Last Child in the Woods? ALL Children in the Woods!
“What?! No video games? Or TV?”
For three days in October, our sixth graders go on a camping trip in rural Missouri. There are no screens of any kind allowed - no laptops, no tablets, no phones. This can be a little intimidating to the average 11 year old.
Students may bring board or card games to play, and there are plenty of activities to keep them busy - hiking, fishing, nature walks, kickball, outdoor art projects, crafts, kayaking and scavenger hunts - to name a few.
Research has shown that there are benefits - physical, mental, and emotional - to playing and being outside.
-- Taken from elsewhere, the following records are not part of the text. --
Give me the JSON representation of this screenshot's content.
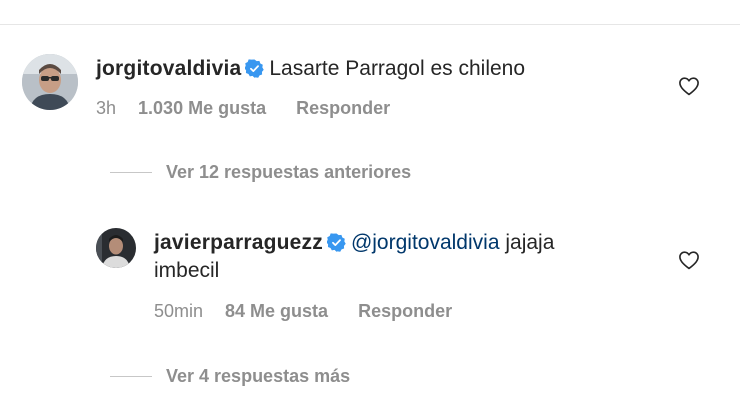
{
  "comment": {
    "username": "jorgitovaldivia",
    "text": "Lasarte Parragol es chileno",
    "time": "3h",
    "likes": "1.030 Me gusta",
    "reply_label": "Responder"
  },
  "view_previous_replies": "Ver 12 respuestas anteriores",
  "reply": {
    "username": "javierparraguezz",
    "mention": "@jorgitovaldivia",
    "text_after_mention": " jajaja",
    "text_line2": "imbecil",
    "time": "50min",
    "likes": "84 Me gusta",
    "reply_label": "Responder"
  },
  "view_more_replies": "Ver 4 respuestas más",
  "colors": {
    "verified_badge": "#3897f0",
    "mention": "#00376b",
    "secondary_text": "#8e8e8e"
  },
  "icons": [
    "verified-badge-icon",
    "heart-outline-icon"
  ]
}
Physically, children need wide open spaces to run, jump, play, balance, and take risks. Outdoor play promotes small and large muscle development, and children learn to stretch and test their limits. “How high can I climb?” “How far can I jump?”
Richard Louv, author of The Last Child in the Woods, states that schools which utilize the outdoors as a continuation of their indoor classrooms have reported higher student gains in academic subjects such as mathematics and language arts. And it’s certainly a natural continuation to take subjects like science outside home or classroom walls.
Studies have even shown that time outside promotes empathy. A well-known UCLA study showed a correlation between time away from screens and empathy. Children who went on a five-day outdoor camping trip (with no devices allowed) scored significantly higher on tests of their ability to read emotions than a control group who live connected lives as usual. When children interact with growing plants and animals, they learn to think outside themselves and consider other perspectives. Just think of how many preschoolers have wanted to hold a funeral for a dead worm or butterfly they’ve discovered.
And, finally, kids enjoy being outside. Our sixth graders may not have understood all the benefits, but they definitely enjoyed the fresh air, sunshine, and camaraderie. Despite the fact one of the groups named their tent “The Fortnight Tent,” it turned out they all did pretty well without being plugged in for three days. In fact, three sixth graders independently came up to Mr. Cooke and asked why the camping trip couldn’t be longer!